Above: Behind the bright smiles, many children carry burdens they cannot speak about.
Paraguay was named one of the happiest countries in the world a couple of times. We’re optimistic and cheerful, but a well-known phrase is: “if there’s poverty, don’t let it show.”
You always put on your best clothes and your best attitude when someone visits. When a Canadian sponsor comes, families dress their child up and fix their hair neatly.
From the outside, the need may not look as visible as in some other countries. But it’s just as urgent — simply harder to see.
The weight of silence children inherit
Alfredo Stroessner’s dictatorship lasted 35 years — the longest and most terrible in Latin America.
As teenagers, our parents lived in a society where you had to remain silent to survive, where children could not have an opinion.
Although the dictatorship fell in 1989, we still struggle to participate and demand our rights. A child who suffers abuse in the places they should feel safe doesn’t know where to turn — and often doesn’t even know there is another reality.
Too often, violence is seen as “normal,” because their mothers lived it, their grandmothers lived it, and the silence was passed down.
As a result of the trauma, children miss classes, drop out, perform poorly, and isolate. In severe cases, they’re taken from their homes and placed in institutions. It perpetuates disadvantage and submission.
Exploitation disguised as care
Criadazgo is a normalized practice where families from the countryside send their young children to wealthy households, typically in the capital, to cook, clean, and care for other children in exchange for housing, food, and schooling.
It is one of the worst forms of child labour — exploitation disguised as humanitarian aid. Although some families may treat them kindly, many children are sexually abused and attend night school only after long hours of housework or caring for other children.
Beyond criadazgo, children face other abuses too — from sexual violence to neglect and forced labour.

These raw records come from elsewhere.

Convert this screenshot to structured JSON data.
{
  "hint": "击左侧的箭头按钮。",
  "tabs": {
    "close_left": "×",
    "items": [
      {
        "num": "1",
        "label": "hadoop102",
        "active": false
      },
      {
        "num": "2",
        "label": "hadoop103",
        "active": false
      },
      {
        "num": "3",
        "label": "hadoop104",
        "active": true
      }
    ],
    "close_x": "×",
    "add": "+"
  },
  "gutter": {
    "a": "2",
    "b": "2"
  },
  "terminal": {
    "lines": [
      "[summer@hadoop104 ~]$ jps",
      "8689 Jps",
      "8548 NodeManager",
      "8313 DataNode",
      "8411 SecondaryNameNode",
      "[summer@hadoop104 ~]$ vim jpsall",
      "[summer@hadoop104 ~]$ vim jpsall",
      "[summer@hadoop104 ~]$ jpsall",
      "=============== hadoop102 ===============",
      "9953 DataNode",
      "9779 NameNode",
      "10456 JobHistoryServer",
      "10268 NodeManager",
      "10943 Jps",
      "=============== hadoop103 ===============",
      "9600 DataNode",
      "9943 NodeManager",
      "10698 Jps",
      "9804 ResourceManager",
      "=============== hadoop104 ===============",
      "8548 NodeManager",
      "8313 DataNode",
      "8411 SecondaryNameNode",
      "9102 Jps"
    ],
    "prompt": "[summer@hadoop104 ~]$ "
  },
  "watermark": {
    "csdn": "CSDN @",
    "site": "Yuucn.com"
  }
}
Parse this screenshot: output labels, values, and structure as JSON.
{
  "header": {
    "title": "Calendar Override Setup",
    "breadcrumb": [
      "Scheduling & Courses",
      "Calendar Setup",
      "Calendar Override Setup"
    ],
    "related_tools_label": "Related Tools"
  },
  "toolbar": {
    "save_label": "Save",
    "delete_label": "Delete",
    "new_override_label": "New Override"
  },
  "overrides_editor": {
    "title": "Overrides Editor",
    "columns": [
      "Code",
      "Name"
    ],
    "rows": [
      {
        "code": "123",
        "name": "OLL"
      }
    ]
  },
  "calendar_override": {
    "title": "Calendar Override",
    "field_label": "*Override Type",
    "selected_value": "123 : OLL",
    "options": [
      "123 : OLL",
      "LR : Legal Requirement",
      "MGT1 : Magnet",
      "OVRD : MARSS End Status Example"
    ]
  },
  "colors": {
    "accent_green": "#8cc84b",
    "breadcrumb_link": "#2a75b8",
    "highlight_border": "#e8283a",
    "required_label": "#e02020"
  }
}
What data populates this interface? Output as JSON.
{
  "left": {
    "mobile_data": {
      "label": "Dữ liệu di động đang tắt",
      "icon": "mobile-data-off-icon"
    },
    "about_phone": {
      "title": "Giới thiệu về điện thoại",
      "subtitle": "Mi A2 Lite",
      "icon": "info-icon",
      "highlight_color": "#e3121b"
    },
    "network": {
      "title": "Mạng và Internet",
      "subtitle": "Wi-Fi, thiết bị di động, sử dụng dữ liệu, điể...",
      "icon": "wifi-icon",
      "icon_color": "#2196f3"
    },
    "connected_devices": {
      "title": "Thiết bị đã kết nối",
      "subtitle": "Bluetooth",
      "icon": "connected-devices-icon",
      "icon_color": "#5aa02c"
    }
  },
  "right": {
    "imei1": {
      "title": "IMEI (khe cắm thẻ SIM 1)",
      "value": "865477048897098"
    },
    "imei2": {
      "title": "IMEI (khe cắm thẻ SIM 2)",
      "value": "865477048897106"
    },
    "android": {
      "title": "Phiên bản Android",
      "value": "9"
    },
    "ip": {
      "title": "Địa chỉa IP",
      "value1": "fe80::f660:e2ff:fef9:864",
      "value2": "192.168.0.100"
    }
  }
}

Cycles that steal children’s choices
Poverty, a macho culture, and the wounds left by Paraguay’s dictatorship — along with weak state presence and the migration of mothers for work — leave children vulnerable to abuse.
That vulnerability shows up in pregnancies — an average of 30 girls and adolescents become mothers every day — as well as in early marriage, physical punishment, and beliefs that normalize abuse. Children are often seen as objects, with adults deciding what is “best.” For many, even talking to children about rights feels like a threat to their authority.
A culture of resignation — “this will just pass sooner or later” is a common phrase — one of passivity that contributes to violence repeating from one generation to the next.